Review: Marvel Heroic Roleplaying (Basic Game)

Superhero games are tricky beasts for a number of reasons. The sheer scope that’s taken in by the milieu of long-underpants comics has to take in everything from the masked vigilante to the red-white-and-blue alien god-immigrant, everything in between, magic, world-eating techno-gods and everything else.

The old Marvel Superheroes game (FASERIP) did a lot well with its easily graspable power levels and simple rules structure but there was still no way an underpowered hero could hold his own against the mega-threats as they might in the comics. Comparing heroes was a bit like a game of top-trumps.

This stuff, yes.

Aberrant brought a post-Watchmen sensibility to tabletop superhero games, grounding them in a reality – albeit an alternate one. The system worked very well for the powerful end of the supeheroic spectrum but not so much for the masked vigilante end. It was also all a bit po-faced and deadly serious which made the default setting not a huge amount of fun, though you could use it to replicate other setting well enough.

Marvel Heroic avoids a lot of the issues of both games by making traits and abilities useful at any power level. This lets heroes and villains compete with their strengths on much more of an even basis. The old Superman Versus Batman (yeah, DC reference, I know, sue me) doesn’t so much come up here as intellectual and technical superiority can compete on an even footing with alien superstrength so long as the person playing the character can justify it.

This. Not so much.

Characters are defined as much by their descriptions (distinctions) as they are by their powers and their skills and this gives an enormous freedom to the kind of thing you can create and represent.

I’m not entirely sure that I’m getting the rules entirely right but after one session it seems to flow relatively intuitively.

My only hesitation with the game and its system comes with its relative incapacity to replicate the more brutal end of the spectrum. As things stand running a game with a harder edge like The Boys, The Authority or Planetary or even The Ultimates, is going to be a bit tricky and rebalancing the stress/trauma (damage) rules to work for this more ‘hardcore’ kind of game is going to be tricky without throwing the whole system off.

That’s my needs clashing with the aim of the kind of games the system is meant to represent I think. So not actually an issue with the game itself.

All things considered this is a great, light, system that in the form presented in Marvel Heroic could be easily adapted to just about any genre or type of game, not just superheroes.
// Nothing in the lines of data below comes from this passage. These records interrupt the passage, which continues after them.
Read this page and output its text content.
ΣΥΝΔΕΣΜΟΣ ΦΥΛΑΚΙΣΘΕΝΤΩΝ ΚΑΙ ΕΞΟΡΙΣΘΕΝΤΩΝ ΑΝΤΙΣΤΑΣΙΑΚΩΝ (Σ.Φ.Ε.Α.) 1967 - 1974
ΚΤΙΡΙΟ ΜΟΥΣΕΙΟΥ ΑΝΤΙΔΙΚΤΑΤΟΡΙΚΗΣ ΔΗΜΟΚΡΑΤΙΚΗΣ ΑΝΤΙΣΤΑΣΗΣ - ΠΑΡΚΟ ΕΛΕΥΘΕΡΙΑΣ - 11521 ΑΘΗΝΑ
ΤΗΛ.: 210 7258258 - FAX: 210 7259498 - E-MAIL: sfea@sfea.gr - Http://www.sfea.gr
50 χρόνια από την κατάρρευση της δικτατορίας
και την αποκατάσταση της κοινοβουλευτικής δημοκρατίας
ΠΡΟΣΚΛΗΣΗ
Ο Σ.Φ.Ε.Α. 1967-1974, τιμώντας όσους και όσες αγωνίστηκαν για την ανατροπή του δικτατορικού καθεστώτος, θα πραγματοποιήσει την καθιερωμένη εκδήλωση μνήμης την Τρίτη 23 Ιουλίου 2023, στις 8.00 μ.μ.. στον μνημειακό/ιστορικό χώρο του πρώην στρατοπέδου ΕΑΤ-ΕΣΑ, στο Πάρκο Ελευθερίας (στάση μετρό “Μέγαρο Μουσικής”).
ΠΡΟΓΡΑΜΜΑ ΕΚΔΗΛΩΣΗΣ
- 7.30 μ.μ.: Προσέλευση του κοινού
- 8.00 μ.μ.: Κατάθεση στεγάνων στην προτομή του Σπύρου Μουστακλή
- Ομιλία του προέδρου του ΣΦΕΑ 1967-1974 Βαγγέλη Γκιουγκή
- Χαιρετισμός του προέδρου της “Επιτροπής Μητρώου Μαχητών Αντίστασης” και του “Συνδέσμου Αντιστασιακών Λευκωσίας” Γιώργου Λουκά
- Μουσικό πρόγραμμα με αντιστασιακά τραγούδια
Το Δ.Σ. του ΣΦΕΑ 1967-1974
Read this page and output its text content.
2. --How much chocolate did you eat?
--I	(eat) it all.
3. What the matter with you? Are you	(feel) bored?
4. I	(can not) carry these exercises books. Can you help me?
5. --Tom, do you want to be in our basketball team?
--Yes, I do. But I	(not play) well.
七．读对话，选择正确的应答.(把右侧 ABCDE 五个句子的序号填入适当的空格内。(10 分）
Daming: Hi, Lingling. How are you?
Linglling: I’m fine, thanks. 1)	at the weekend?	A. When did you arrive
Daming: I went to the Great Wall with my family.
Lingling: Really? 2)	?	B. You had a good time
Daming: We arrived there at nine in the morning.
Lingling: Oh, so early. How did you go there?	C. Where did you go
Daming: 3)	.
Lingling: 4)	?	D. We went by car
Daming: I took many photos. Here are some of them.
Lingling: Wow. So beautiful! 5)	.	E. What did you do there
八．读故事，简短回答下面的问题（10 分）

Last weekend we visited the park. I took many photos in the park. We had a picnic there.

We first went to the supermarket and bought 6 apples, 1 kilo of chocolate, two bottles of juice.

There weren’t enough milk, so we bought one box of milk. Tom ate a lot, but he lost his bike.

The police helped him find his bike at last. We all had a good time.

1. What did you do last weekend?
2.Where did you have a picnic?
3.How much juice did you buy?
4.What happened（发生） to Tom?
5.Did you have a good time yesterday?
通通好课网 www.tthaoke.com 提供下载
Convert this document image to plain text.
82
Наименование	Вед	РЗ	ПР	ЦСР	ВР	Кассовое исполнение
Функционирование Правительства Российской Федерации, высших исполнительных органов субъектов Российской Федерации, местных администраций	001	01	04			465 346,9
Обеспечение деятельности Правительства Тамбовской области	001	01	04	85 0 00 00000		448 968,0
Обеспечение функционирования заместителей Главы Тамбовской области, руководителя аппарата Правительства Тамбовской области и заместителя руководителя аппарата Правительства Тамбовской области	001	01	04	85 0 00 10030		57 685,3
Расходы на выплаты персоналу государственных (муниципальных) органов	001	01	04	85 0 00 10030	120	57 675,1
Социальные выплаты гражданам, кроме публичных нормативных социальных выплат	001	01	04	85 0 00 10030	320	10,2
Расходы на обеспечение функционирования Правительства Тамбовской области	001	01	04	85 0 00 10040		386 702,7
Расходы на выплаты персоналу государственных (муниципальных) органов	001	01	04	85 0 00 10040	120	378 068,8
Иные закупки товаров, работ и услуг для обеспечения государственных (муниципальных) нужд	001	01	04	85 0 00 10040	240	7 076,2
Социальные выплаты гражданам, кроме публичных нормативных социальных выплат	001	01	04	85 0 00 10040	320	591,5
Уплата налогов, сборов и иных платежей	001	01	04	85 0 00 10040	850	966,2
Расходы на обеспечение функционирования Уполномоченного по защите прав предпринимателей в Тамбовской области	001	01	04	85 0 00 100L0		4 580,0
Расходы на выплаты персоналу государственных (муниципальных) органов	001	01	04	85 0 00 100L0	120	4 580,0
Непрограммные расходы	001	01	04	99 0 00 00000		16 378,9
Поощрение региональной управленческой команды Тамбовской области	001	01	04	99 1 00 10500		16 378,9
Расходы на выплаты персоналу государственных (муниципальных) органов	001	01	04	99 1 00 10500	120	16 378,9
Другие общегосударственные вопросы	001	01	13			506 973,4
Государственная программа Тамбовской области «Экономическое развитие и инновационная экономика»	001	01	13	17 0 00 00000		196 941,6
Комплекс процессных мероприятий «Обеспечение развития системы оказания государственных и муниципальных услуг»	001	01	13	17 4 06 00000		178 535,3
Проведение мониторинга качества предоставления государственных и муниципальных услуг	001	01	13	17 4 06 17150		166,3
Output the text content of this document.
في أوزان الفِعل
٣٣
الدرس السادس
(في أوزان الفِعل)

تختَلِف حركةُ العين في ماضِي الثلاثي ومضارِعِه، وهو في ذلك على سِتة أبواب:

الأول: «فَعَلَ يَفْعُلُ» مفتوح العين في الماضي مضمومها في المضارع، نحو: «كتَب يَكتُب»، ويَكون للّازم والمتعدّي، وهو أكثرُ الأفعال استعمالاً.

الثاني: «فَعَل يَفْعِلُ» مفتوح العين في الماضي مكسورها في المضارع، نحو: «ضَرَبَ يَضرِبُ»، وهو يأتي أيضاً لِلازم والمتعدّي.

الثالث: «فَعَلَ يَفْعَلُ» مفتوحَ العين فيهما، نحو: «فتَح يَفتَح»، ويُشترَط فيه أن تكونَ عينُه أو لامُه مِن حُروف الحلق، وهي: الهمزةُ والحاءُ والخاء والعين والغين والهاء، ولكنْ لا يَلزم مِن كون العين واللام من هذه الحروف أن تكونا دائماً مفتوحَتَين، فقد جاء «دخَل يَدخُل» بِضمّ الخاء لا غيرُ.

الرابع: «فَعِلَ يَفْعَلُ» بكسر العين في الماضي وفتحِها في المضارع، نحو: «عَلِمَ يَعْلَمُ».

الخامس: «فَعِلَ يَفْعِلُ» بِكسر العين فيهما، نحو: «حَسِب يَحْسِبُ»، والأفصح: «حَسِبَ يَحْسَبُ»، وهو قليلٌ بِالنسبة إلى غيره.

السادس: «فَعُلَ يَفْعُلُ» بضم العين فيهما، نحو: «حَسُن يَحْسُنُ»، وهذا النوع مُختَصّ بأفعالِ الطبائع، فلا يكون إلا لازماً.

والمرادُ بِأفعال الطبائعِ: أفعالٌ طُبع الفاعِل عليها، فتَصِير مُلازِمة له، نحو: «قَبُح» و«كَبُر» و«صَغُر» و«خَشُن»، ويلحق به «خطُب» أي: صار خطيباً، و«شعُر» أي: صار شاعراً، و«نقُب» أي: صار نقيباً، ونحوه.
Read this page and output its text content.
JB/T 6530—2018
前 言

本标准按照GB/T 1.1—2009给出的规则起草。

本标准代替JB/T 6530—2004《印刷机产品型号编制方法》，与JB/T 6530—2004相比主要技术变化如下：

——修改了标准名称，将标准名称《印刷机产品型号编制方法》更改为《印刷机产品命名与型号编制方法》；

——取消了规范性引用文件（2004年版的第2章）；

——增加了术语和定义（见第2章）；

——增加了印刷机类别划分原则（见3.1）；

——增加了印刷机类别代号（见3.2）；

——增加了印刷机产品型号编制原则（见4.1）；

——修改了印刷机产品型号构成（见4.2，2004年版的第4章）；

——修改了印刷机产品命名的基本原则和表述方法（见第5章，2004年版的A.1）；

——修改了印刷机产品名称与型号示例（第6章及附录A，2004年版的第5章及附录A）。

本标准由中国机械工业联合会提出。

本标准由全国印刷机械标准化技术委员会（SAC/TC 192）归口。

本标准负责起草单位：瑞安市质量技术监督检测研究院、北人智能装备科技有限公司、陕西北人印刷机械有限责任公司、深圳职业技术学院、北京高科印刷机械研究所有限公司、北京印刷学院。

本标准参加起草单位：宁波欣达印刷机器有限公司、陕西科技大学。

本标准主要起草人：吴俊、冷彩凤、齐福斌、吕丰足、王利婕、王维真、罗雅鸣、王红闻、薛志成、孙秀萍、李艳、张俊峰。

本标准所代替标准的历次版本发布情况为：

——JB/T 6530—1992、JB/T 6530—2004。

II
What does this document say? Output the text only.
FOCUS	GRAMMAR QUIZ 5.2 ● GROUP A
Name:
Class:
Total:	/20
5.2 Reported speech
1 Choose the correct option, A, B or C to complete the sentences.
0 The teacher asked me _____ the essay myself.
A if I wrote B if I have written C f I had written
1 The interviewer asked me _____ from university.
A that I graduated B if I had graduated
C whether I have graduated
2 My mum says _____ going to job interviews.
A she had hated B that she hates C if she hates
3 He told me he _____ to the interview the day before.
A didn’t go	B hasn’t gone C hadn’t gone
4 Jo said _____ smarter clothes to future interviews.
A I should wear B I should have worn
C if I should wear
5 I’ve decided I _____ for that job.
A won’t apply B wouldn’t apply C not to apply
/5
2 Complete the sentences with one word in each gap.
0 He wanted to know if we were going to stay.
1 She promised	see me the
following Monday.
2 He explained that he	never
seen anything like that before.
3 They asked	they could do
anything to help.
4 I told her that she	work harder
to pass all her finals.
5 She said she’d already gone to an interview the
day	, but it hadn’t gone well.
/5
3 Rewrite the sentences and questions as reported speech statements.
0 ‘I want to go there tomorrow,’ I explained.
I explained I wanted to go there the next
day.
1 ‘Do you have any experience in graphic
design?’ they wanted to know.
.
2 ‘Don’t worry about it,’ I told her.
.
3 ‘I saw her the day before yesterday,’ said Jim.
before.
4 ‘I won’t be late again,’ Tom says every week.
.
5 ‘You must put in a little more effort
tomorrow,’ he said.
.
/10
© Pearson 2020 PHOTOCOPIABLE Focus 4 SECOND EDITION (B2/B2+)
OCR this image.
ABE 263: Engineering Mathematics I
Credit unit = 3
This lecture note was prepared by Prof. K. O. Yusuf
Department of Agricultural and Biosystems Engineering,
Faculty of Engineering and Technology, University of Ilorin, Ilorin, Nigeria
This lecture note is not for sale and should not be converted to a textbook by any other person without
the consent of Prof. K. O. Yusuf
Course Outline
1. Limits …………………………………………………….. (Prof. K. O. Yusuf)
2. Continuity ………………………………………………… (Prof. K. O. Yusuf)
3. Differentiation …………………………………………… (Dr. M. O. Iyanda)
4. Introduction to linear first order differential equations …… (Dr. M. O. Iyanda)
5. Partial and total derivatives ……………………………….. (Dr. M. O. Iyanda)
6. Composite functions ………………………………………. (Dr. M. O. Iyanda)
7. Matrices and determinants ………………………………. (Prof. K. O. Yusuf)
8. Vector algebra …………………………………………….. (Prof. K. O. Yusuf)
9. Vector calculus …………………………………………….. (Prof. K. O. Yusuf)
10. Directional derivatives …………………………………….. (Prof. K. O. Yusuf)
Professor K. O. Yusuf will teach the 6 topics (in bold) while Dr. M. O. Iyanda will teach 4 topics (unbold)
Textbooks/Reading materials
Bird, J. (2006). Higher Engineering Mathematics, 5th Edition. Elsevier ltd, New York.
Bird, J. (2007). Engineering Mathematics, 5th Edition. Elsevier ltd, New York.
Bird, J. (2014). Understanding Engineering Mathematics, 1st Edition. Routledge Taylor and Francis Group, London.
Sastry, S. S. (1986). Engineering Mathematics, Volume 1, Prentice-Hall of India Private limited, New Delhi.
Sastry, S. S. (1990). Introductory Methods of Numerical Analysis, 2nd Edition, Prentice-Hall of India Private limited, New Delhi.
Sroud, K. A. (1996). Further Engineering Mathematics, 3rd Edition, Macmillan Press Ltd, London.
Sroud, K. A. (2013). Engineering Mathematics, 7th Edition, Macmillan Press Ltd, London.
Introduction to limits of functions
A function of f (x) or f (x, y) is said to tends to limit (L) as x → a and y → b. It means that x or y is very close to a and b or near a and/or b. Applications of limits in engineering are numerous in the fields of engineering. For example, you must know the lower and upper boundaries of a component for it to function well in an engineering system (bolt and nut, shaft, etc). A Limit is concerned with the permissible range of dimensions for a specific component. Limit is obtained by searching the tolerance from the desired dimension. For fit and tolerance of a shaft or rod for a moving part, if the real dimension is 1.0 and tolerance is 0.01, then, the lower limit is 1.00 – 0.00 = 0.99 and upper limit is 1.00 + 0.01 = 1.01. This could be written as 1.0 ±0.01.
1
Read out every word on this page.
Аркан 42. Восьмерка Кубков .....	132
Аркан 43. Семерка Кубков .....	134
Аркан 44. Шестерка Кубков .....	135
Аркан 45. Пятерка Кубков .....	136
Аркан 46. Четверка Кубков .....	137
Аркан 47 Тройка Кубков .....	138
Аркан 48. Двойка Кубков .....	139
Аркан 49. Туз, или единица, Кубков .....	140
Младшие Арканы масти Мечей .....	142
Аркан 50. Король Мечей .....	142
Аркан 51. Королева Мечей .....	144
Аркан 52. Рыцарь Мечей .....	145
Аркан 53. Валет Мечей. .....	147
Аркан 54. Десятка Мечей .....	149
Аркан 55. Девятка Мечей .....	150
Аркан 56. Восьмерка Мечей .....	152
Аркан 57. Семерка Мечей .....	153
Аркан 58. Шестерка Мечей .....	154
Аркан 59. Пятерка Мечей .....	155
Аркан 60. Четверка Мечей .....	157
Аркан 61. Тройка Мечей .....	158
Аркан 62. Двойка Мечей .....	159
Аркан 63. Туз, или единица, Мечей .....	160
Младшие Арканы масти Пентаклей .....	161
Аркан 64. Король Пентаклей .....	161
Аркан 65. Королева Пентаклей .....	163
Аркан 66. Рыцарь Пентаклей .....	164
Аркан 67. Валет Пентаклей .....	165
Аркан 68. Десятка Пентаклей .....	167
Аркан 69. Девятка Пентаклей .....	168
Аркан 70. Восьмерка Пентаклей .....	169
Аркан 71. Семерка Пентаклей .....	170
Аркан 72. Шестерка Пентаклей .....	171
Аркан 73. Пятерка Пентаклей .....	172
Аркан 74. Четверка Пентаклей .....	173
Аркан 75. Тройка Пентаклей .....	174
The presentation is great, using art form the books and printing it in a trade paperback format. My only concern about that is that TPBs don’t handle the kind of wear an RPG book needs to take very well. It looks great, but I’m, not sure it would handle day to day, week to week heavy referencing. Fortunately, once you grasp the system you shouldn’t need to do that much heavy reference.

Style: 5 (Very pretty, well presented)
Substance: 3 (Presented adventure events are very linear indeed, lack of good character creation guidelines)
Overall: 4

Review: Vornheim

I know people have reviewed Vornheim but to my point of view it’s not, particularly, a book that can be reviewed. It’s more like a work of art or an experience. Like being hooked up to a fire hose of creativity or a cut-up.

There’s only something like 65 pages but it’s dense with material, ideas and inspiration. Even the dust jacket is thrown into use as is the cover of the book itself. There isn’t a corner that isn’t used.

It has a contents but I think it’s best experienced as something to dip in and out of for inspiration. It’s weird, strange and just right for the weirder end of the horror-fantasy that fits Lamentations of the Flame Princess in particular.

There’s a lot of ‘city books’ out there, lists of people, places and things and these can be good but the sheer degree of detail can make them practically unusable unless you play in them often enough for everyone to learn the layout of the fictional city.

The old Night City for Cyberpunk 2020 worked for that but Vornheim takes a better approach, in my opinion, being more of a tool kit, an urban fantasy resource. It provides the main locations but only inspiration and ideas for the other aspects. Vornheim creating the ‘feel’ of the city, rather than its geography. Just as Paris or London have a character all of their own, so does Vornheim and even if you don’t use Vornheim itself, a similar approach can work wonders for any other city you care to create.

I think Zak Smith and the D&D With Porn Stars crew are one of the best things to happen in gaming for a while. A fresh approach and a new perspective, paradoxically tied into the Old School movement. Long may they continue to provide us with cool shit to play with and fresh perspectives.